With Eberechi Eze and Martin Odegaard left on the bench, Arsenal limited Liverpool to almost nothing and themselves to just as little.

But then Dominik Szoboszlai smacked in a 32-yard free-kick to leave Arsenal with nothing, and show the folly of Arsenal’s cautious approach. This game cannot be completely controlled, so there’s no point in sacrificing so much attacking potential to do so. 

Arteta is the most control-craving of all the managers in the Premier League at the moment, but Szoboszlai’s free-kick went to show that he is waging a fruitless war against the inevitable, like some transhumanist trying to cheat death by uploading their brain to the cloud as they search for a younger and fresh corporeal form. (To that end: these transhumanists looking for a second body could do worse than look at many of these young and physical giants Arteta has been recruiting at Arsenal.)

The joylessness of the control game has been highlighted too by Jack Grealish’s giddy start to life at Everton, where he has immediately become the creative hub of the team  and can’t resist posting pictures of himself smiling and locked in the embrace of Everton fans. 

On the ball, City used Grealish like the Irish State uses a tribunal at the eruption of some national scandal: the direction in which to kick the thing in order to slow it down.
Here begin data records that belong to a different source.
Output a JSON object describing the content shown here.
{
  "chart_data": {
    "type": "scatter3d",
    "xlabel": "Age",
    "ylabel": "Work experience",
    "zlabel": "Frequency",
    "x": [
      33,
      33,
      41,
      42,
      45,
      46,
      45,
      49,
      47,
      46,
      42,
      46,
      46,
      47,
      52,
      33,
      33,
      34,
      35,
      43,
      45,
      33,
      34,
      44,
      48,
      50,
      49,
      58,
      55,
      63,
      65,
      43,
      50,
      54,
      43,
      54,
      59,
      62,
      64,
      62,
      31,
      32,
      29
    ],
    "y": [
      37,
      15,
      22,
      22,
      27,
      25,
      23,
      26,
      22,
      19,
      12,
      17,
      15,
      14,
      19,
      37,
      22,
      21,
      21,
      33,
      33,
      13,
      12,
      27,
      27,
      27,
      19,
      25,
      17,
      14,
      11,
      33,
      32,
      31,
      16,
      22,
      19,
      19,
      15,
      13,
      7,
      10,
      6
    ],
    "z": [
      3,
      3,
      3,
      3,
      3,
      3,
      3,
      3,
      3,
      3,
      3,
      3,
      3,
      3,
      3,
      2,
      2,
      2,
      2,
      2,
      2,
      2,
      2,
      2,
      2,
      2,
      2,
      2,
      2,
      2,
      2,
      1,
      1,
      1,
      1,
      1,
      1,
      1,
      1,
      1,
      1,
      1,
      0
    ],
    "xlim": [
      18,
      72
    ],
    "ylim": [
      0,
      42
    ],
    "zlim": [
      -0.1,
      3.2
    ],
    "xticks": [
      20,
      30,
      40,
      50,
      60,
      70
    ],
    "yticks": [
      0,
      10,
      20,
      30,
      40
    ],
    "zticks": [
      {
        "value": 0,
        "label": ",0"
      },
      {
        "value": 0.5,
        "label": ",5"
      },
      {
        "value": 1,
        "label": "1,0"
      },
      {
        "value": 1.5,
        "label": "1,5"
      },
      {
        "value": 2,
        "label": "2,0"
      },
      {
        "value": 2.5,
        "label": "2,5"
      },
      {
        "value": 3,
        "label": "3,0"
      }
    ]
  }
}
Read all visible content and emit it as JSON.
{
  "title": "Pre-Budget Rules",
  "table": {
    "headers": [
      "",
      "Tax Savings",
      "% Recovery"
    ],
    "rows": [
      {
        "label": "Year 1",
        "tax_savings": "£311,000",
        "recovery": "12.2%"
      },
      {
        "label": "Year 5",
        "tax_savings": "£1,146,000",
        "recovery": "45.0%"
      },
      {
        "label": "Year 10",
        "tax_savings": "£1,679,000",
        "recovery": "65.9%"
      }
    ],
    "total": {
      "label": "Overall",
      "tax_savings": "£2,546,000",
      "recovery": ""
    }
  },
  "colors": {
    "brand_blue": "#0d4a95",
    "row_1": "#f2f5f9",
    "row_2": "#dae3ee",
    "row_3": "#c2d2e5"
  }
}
Guardiola’s biographer described Grealish as the “rest station”, to whom City passed the ball to buy time to assume their next methodically-drilled position. 

Guardiola and Arteta are among the best coaches in the game, but all things in moderation: their control game has limits which even they cannot overcome, including the waning enthusiasm of those of us paying to be entertained by it.

The game cannot be controlled and the chaos should be embraced.

The summer of 2019 has proved to be the summer of unintended consequences.